The stakeholders have raised several significant concerns regarding the proposed Currency Directives, which are outlined below:
· There is a perception that the proposed Currency Directives serve as an indirect mechanism for introducing exchange controls.
· The timing of the introduction of these directives has been deemed inappropriate, given the adverse macroeconomic conditions characterised by high inflation, low liquidity, and high interest rates. In addition, the country is contending with challenges such as drought and electricity rationing.
· Stakeholders expressed concerns about the potential for increased exchange rate risk following the implementation of the directives. Commercial banks may face difficulties in providing affordable hedging solutions under the current high Kwacha interest rates.
· There are concerns that the directives could disrupt the supply chains.
· It is crucial to draw the lessons learned during the implementation and subsequent revocation of SI No. 33 to inform the development of the new directives.
· If there is a determination to proceed with the implementation of the directives, a phased approach is advisable. This would help mitigate potential economic shocks and provide businesses with sufficient time to adapt their operations and strategies.
· Consideration should be given to allowing transactions to be quoted in foreign currency, while ensuring that payments and settlements are conducted in local currency. The criteria for including activities on the exemption list must be clearly defined, leaning towards a principle-based framework rather than a rule-based.
· The implementation of these currency directives may adversely impact foreign currency lending, as banks typically align their foreign currency loans with corresponding receivables. The new directives could lead to a mismatch in this regard.
· Clarification of the roles of commercial banks in relation to the implementation of the currency directives is necessary to ensure compliance.
We have carefully listened to all concerns, and as a result, the current version of the Currency Directives has undergone significant changes from our initial proposals.
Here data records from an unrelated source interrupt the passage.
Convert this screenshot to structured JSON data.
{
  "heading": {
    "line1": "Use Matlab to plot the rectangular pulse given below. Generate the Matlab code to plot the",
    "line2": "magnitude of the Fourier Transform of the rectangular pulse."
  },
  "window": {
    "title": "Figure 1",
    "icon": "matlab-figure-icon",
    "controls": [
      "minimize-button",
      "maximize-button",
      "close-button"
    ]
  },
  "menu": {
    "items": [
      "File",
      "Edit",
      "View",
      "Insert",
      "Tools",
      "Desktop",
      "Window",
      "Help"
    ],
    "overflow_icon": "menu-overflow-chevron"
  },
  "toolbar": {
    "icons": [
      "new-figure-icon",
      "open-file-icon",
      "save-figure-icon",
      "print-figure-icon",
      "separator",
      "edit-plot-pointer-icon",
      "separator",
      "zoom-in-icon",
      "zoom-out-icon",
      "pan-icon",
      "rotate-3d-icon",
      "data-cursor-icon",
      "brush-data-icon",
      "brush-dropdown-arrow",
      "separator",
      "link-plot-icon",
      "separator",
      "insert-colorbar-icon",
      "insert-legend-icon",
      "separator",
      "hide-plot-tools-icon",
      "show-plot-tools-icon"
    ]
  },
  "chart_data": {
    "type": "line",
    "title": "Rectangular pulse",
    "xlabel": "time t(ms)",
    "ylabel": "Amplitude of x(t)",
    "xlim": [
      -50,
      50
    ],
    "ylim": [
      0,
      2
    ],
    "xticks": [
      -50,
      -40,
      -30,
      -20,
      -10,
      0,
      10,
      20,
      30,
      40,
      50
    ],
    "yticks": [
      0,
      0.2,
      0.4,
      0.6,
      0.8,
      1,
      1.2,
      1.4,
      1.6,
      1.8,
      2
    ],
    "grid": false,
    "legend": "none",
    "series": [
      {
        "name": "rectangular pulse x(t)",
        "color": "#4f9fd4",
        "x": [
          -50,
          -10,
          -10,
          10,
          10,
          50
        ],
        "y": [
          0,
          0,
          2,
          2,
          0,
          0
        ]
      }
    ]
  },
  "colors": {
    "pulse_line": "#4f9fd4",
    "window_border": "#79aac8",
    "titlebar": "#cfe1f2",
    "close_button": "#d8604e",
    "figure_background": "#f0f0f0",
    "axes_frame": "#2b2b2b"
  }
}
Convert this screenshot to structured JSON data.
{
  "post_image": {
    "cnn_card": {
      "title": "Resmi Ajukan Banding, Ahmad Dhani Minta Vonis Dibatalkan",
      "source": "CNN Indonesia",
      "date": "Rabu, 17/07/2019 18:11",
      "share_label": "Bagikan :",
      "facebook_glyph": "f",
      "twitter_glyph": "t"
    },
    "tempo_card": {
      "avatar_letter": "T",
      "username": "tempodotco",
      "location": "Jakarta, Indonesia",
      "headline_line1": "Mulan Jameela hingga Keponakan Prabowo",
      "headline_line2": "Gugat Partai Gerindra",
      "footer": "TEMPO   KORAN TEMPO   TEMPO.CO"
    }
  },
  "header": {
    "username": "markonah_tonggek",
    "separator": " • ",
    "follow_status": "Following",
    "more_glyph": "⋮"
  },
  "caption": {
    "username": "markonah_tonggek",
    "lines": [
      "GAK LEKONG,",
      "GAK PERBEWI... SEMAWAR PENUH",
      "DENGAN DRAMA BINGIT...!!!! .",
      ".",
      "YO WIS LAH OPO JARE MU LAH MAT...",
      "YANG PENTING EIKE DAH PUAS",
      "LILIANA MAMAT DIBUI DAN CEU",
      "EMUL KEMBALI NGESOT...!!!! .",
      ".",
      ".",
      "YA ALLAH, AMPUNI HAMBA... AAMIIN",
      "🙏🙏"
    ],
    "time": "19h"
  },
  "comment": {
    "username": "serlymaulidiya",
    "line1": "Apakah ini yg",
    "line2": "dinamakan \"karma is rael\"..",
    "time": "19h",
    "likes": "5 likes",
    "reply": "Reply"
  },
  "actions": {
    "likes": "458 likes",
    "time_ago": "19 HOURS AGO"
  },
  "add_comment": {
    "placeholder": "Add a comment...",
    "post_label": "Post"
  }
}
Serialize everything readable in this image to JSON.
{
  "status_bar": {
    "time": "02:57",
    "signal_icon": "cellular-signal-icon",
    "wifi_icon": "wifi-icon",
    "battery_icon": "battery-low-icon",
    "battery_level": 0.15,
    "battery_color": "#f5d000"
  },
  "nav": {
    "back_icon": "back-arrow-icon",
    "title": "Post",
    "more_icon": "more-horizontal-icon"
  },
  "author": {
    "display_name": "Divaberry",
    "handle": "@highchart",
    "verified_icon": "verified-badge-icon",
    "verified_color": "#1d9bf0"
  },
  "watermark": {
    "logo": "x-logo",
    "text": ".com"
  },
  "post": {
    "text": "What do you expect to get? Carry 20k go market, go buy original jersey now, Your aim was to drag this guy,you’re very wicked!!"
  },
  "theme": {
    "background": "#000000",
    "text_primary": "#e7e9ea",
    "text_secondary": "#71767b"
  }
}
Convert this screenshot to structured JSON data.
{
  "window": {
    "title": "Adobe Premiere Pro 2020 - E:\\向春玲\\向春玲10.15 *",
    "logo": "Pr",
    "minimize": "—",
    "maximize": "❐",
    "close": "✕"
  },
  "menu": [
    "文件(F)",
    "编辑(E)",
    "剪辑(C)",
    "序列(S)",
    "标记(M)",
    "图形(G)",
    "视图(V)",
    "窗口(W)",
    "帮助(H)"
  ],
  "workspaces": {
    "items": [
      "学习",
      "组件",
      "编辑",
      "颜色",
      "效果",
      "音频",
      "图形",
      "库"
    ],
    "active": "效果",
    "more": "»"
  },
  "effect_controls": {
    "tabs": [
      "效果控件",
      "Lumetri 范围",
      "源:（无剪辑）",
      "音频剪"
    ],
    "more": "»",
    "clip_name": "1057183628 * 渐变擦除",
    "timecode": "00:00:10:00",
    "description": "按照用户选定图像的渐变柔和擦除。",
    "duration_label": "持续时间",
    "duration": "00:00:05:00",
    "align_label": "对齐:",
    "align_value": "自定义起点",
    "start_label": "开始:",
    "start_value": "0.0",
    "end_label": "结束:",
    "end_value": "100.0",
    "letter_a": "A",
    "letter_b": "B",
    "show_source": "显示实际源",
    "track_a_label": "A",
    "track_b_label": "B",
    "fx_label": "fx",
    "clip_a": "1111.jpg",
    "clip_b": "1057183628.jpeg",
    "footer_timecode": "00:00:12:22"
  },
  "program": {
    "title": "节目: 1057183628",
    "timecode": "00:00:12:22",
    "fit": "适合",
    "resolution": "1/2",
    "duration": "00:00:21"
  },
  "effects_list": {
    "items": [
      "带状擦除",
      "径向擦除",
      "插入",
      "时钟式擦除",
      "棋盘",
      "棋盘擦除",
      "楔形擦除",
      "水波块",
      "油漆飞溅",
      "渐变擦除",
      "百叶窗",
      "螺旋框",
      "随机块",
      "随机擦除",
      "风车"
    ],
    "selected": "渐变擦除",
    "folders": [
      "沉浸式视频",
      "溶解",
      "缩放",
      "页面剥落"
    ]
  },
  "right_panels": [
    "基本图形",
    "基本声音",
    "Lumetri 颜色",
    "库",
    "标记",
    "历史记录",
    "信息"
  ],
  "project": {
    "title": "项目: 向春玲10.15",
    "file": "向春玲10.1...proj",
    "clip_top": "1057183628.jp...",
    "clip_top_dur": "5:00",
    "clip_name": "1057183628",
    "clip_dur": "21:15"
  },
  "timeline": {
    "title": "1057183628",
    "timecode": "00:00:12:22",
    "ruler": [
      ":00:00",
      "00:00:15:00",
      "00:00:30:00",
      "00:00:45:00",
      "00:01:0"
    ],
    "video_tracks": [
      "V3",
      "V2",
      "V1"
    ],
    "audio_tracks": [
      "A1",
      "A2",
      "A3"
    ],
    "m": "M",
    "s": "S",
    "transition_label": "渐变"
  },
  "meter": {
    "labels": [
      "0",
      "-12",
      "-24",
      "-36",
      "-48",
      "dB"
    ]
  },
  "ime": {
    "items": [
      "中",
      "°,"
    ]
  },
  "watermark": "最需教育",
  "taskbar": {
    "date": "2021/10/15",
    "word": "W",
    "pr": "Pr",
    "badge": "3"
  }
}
However, I must say that we also had to balance several factors, including the needs of the macroeconomy, the maintenance of a well-functioning and stable foreign exchange market, and our inflation objectives. In this regard, the Currency Directives will be introduced in a simplified manner. This approach is intended not only to uphold investor and business confidence but also to enable enterprises manage the short-term adjustments required by the changing currency environment.
Esteemed Guests, in alignment with this approach, the considered position under these directives is that all settlements for domestic transactions must be conducted in Kwacha, except in cases where exemptions are applicable. Nonetheless, quoting and invoicing may be performed in currencies other than the domestic currency. In transactions involving the Government as a party, all quoting, invoicing, and settlement must be executed exclusively in Kwacha. Exemptions have been established for specific economic activities to mitigate potential economic disruptions.
We recognise that clarity is essential for ensuring adherence to these directives. For this reason, the directives will be accompanied by explanatory notes. During today's session, we will present the most recent version of the currency directives, and we warmly welcome your comments and insights. We look forward to a constructive and engaging discussion.
THANK YOU FOR YOUR ATTENTION. GOD BLESS.